Forest projects are a proven way to successfully sequester carbon and typically run over a long timescale, creating carbon credits every year the project is running. REDD+ is one type of forest project that incorporates the role of conservation with community needs.  The enhancement of forest carbon stocks and the sustainable harvesting of forest products improves local economies and correspondingly, the social fabric of local communities.

Trusted and salable carbon offsets are verified by an independent, expert and accredited third party. This is akin to financial reporting that is also verified by an independent third-party accounting firm. Third-party assurance is critical, as a company won’t invest in any carbon offset that is not demonstrated to be real and permanent. Companies using offsets to hedge a current or future regulatory regime of greenhouse gas management minimize risk in offset purchases of real verified offsets. Verification is built into the process, universally, for all offset generation that have this internationally accepted high level of integrity.

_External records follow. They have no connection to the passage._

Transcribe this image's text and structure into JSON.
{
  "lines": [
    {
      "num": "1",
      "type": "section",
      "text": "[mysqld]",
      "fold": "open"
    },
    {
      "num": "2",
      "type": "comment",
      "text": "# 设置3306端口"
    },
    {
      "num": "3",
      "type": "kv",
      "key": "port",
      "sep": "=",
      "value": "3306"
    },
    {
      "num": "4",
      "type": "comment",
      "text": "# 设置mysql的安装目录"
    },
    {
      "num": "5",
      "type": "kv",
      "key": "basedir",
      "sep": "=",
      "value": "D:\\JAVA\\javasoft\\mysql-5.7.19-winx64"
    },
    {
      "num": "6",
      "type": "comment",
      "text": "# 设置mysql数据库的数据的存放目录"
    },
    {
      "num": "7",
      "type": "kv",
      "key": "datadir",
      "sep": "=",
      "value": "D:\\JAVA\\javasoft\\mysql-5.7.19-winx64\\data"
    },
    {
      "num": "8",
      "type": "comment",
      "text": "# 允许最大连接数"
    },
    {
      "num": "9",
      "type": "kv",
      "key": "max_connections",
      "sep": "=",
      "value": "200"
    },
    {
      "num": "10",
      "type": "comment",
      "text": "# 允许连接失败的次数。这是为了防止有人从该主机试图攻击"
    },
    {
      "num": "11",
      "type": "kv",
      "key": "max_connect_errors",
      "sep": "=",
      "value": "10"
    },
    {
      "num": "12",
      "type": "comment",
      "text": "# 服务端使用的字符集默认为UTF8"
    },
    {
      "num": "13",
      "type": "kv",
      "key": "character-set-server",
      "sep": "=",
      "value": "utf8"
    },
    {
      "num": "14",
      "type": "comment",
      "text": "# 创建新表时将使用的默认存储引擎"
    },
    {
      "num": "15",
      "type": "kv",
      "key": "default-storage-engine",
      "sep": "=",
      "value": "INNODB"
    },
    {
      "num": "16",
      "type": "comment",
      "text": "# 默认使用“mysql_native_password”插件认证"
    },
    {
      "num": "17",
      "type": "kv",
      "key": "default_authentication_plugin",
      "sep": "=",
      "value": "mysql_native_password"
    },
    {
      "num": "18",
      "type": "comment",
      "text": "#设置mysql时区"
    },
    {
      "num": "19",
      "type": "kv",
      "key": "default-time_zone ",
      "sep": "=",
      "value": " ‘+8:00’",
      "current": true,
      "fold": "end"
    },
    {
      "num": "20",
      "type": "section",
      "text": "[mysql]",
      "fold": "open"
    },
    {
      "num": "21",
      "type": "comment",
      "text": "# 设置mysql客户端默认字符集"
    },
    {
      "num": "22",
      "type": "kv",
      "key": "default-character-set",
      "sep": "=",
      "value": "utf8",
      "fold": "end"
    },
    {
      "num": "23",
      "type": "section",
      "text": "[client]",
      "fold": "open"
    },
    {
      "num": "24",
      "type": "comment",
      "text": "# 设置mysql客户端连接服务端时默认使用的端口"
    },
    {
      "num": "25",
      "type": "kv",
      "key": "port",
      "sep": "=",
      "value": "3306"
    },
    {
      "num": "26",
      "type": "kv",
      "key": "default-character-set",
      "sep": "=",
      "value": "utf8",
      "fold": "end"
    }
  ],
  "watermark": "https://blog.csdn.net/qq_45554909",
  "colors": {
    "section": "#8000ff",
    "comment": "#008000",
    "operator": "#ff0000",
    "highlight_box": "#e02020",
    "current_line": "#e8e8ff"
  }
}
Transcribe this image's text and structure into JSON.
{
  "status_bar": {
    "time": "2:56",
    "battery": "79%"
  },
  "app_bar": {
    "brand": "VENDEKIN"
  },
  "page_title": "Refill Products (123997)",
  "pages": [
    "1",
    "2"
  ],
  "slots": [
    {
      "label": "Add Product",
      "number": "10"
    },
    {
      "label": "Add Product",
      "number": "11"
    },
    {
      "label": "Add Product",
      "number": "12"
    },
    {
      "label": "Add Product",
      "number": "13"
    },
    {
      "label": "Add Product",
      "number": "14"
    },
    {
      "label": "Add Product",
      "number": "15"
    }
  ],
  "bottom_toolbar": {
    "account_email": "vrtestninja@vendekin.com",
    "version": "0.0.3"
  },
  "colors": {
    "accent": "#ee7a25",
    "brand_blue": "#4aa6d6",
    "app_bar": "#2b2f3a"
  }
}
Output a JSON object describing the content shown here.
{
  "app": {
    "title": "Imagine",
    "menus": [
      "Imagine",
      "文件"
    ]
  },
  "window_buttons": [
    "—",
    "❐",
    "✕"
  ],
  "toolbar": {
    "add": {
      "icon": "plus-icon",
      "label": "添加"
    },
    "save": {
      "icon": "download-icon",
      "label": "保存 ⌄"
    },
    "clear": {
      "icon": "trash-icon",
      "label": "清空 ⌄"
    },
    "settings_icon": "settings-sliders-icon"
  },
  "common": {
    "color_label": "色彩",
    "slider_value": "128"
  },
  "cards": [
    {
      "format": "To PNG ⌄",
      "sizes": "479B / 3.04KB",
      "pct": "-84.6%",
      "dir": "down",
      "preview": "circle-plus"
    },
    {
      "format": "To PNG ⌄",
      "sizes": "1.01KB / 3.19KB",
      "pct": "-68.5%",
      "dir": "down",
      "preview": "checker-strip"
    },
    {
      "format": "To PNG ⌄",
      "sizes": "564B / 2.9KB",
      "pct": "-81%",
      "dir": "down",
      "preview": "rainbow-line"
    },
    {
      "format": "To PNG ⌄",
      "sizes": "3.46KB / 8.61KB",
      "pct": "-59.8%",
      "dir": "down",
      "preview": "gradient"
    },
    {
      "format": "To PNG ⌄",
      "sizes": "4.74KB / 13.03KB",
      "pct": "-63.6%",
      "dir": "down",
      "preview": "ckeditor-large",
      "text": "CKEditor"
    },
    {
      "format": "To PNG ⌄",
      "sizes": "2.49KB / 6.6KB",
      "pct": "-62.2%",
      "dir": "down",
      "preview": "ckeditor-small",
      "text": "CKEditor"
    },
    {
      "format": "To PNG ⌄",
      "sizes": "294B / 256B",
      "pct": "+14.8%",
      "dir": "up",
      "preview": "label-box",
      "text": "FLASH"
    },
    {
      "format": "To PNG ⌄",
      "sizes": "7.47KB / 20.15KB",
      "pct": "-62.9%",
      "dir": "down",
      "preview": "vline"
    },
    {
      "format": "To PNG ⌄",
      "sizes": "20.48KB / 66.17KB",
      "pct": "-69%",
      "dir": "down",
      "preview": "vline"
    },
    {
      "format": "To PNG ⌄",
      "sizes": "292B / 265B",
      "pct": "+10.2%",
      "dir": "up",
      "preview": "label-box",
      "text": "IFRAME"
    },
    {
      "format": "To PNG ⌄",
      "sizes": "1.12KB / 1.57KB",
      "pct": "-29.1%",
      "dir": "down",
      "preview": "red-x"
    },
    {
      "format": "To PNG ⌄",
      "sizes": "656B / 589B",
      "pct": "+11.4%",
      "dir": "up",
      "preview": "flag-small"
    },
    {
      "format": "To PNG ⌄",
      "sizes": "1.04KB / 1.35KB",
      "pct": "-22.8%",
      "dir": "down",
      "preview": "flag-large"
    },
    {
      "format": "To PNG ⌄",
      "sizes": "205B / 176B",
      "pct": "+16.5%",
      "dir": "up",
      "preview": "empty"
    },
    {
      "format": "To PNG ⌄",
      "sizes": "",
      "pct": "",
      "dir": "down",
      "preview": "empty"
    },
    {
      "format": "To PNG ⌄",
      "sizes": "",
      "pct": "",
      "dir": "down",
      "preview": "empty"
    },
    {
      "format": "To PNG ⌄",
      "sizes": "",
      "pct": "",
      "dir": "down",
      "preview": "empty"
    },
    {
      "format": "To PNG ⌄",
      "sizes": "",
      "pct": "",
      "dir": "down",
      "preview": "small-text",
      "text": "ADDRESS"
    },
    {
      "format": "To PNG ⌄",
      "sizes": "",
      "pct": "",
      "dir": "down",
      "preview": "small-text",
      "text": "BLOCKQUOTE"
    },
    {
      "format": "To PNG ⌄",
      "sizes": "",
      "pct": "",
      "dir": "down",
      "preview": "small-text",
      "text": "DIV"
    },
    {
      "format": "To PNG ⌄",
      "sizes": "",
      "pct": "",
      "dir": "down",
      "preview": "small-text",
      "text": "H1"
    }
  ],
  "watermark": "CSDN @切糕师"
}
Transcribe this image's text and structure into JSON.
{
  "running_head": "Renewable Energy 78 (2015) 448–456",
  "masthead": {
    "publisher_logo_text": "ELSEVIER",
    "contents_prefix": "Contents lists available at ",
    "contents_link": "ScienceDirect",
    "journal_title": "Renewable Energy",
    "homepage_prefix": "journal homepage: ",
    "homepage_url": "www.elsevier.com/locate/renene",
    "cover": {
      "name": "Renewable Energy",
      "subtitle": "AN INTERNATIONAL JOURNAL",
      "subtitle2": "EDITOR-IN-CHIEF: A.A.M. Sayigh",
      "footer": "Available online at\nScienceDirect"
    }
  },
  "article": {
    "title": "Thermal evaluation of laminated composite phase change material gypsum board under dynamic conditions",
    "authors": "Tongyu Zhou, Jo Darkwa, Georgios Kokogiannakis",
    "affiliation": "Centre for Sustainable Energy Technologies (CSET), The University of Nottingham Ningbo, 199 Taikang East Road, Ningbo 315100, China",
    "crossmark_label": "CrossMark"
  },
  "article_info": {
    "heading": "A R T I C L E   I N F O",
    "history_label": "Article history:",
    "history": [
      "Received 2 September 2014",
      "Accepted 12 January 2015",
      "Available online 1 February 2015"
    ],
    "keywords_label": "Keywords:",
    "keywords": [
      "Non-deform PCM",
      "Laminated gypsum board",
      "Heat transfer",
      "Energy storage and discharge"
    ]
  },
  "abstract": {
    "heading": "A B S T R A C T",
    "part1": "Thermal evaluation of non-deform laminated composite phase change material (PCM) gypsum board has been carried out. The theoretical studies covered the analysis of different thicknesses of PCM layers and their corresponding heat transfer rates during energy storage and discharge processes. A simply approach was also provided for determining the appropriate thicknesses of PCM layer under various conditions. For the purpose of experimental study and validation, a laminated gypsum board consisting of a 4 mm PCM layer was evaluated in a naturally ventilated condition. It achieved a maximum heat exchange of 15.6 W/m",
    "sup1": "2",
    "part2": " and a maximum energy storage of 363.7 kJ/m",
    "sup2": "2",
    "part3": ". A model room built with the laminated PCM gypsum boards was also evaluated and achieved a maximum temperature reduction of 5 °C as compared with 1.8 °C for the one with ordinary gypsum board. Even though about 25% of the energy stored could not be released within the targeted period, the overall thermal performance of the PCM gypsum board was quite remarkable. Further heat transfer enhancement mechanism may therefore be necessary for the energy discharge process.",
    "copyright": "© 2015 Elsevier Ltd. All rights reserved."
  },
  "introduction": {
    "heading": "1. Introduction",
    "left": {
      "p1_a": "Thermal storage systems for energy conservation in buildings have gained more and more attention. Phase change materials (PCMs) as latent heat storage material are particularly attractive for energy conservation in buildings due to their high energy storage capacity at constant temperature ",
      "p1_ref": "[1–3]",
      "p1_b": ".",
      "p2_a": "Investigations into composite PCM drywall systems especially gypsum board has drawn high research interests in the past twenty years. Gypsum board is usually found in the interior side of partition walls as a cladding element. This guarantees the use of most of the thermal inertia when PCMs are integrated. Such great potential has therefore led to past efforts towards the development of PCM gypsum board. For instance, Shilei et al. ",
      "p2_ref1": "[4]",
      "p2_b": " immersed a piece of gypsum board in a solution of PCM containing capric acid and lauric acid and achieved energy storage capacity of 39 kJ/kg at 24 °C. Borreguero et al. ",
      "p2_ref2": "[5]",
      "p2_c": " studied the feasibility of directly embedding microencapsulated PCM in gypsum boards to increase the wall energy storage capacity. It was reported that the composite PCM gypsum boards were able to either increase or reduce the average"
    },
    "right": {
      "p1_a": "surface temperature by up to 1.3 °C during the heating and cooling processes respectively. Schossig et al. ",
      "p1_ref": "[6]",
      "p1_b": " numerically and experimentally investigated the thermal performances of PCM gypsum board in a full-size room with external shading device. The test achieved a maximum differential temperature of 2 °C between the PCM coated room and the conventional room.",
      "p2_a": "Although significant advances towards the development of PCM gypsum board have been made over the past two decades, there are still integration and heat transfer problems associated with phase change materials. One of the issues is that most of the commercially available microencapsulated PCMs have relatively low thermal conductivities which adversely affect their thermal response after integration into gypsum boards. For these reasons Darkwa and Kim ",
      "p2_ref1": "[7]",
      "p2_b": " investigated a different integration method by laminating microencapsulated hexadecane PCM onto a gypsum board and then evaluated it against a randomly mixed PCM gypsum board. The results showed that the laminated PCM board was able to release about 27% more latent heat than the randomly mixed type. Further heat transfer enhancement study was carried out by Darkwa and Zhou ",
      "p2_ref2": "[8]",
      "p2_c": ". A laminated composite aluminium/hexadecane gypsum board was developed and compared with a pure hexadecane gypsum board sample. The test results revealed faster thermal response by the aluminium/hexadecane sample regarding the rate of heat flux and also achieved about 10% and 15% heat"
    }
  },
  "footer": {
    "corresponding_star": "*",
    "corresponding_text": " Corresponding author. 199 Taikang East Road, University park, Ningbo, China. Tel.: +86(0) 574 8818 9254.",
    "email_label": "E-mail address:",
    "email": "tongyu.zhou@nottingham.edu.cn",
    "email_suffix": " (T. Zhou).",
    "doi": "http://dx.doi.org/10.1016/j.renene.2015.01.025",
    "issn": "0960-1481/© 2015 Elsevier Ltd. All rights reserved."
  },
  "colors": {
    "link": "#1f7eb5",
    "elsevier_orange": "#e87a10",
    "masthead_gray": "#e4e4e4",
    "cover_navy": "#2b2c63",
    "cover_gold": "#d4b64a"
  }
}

The generation of carbon offsets, using rigorous and accepted methodologies, is a money maker for the project owners, consulting engineers, foresters, and others involved in project creation and verification. The value of carbon offsets “fuels” carbon markets internationally, providing a trusted mechanism for organizations to meet their greenhouse gas emission reduction goals. Carbon offsets enhance local economies, remove greenhouse gases from our environment, and can improve the social fabric of local communities.

It is through the confidence in the carbon markets, in the value of a particular carbon offset, that millions of dollars have traded hands, and millions of tons of greenhouse gases have been diminished from our atmosphere.